Tapi sebegitu terkenalkah Davi? Pertanyaan itu muncul dalam benak Luna.

Akhirnya, Luna dapat melihat Davi dengan jelas saat cowok itu sudah mencapai panggung setinggi nyaris mencapai satu meter. Si pembawa acara menyambut Davi dan kerumunan yang tadi berbaris di pintu masuk lobi mulai bergerak ke dekat panggung untuk melihat fitur aktor idolanya lebih jelas.

Luna menahan napas. Ini mungkin kali pertama Luna melihat Davi secara jelas, benar-benar jelas. Selama ini, Luna hanya melihat Davi di malam hari dengan pencahayaan yang kurang sehingga, Luna tak dapat memastikan bagaimana rupa Davi bila berada di pencahayaan yang cukup. Sekarang, Luna melihatnya dengan jelas dan...oke.

Di atas panggung, Davi tersenyum sambil melambaikan tangan ke beberapa cewek yang tambah histeris melihatnya ketika sang pembawa acara terus berbicara. Sampai akhirnya, si pembawa acara mulai melibatkan Davi untuk berbicara dan teriakan semakin menjadi-jadi.

"Maaf, saya sedikit terlambat. Macet banget jalanan Jakarta tadi."

Sedikit terlambat? Luna ingin tertawa dan memaki cowok itu rasanya. Sungguh, jadwal yang dibagikan pengelola mall adalah pukul satu siang dan Davi baru muncul hampir pukul setengah tiga. Sungguh, sedikit terlambat?

"Gak apa-apa, Bro, yang penting lo akhirnya, sampai juga di sini. Lo harus tau, cewek-cewek yang ada di depan panggung nyaris demo di depan kantor pengelola mall gara-gara lo belum juga dateng."

Davi tak tertawa, tapi tersenyum dan Luna dapat mendengar pekik tertahan cewek-cewek di hadapannya.

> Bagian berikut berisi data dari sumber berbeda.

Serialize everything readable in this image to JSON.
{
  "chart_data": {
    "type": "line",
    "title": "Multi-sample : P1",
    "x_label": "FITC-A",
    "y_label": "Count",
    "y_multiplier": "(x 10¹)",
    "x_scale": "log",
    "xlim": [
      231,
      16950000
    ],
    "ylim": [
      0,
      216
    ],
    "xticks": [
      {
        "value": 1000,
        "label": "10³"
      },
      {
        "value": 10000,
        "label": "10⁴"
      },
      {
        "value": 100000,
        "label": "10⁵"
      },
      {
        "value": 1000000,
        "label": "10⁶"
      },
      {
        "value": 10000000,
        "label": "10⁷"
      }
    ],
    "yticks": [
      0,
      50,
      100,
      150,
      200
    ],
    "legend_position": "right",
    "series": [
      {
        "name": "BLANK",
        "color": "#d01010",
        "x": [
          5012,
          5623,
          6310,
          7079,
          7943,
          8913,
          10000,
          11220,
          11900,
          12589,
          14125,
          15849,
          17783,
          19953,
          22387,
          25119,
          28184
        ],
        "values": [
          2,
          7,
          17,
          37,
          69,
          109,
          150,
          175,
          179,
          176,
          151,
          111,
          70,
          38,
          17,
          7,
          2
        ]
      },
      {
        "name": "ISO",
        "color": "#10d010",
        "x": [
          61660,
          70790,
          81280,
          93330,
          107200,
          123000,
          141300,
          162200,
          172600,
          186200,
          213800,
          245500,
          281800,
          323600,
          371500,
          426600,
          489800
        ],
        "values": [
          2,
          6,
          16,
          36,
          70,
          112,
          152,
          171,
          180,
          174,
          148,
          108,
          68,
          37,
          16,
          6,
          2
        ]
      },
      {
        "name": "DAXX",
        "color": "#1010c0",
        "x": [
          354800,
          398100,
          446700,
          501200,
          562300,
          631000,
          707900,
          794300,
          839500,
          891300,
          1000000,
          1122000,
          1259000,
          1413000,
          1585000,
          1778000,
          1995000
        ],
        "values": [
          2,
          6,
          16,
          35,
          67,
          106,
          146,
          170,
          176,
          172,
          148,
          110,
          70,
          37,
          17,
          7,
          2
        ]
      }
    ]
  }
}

Acara berlangsung dengan sesi seperti tanya jawab yang diajukan oleh si pembawa acara hingga sebuah pertanyaan membuat cewek-cewek yang berkerumun berteriak heboh seperti cewek yang mau diperkosa.

"Tentang gosip yang beredar belakangan ini. Well, lo pasti tahu maksud gue, kan? Lo mau komentar sesuatu?"

Ah, gosip kalo dia gay? Emangnya itu gosip? Luna bertanya dalam hati.

Sepertinya senyuman itu tak akan pernah lenyap dari bibir Davi. Cowok itu dengan santai menjawab, "Capek juga komentarin gosip yang pasti gak bakal selesai. Apa yang kalian lihat belum tentu apa yang terjadi sebenarnya dan I am happy with my life."

Luna menahan napas. Jujur, Luna sedikit kagum melihat pembawaan Davi yang benar-benar tenang. Dia menjawab semua pertanyaan yang diajukan pembawa acara dengan baik dan membuat semua orang berpikir tentang maksud atas jawabannya.

Tanpa sadar, Luna menyimak baik acara tersebut dan memang benar, Davi membawa pengaruh cukup besar dalam mempromosikan mall baru ini mengingat bagaimana mudah cowok itu membawa kerumunan bersamanya.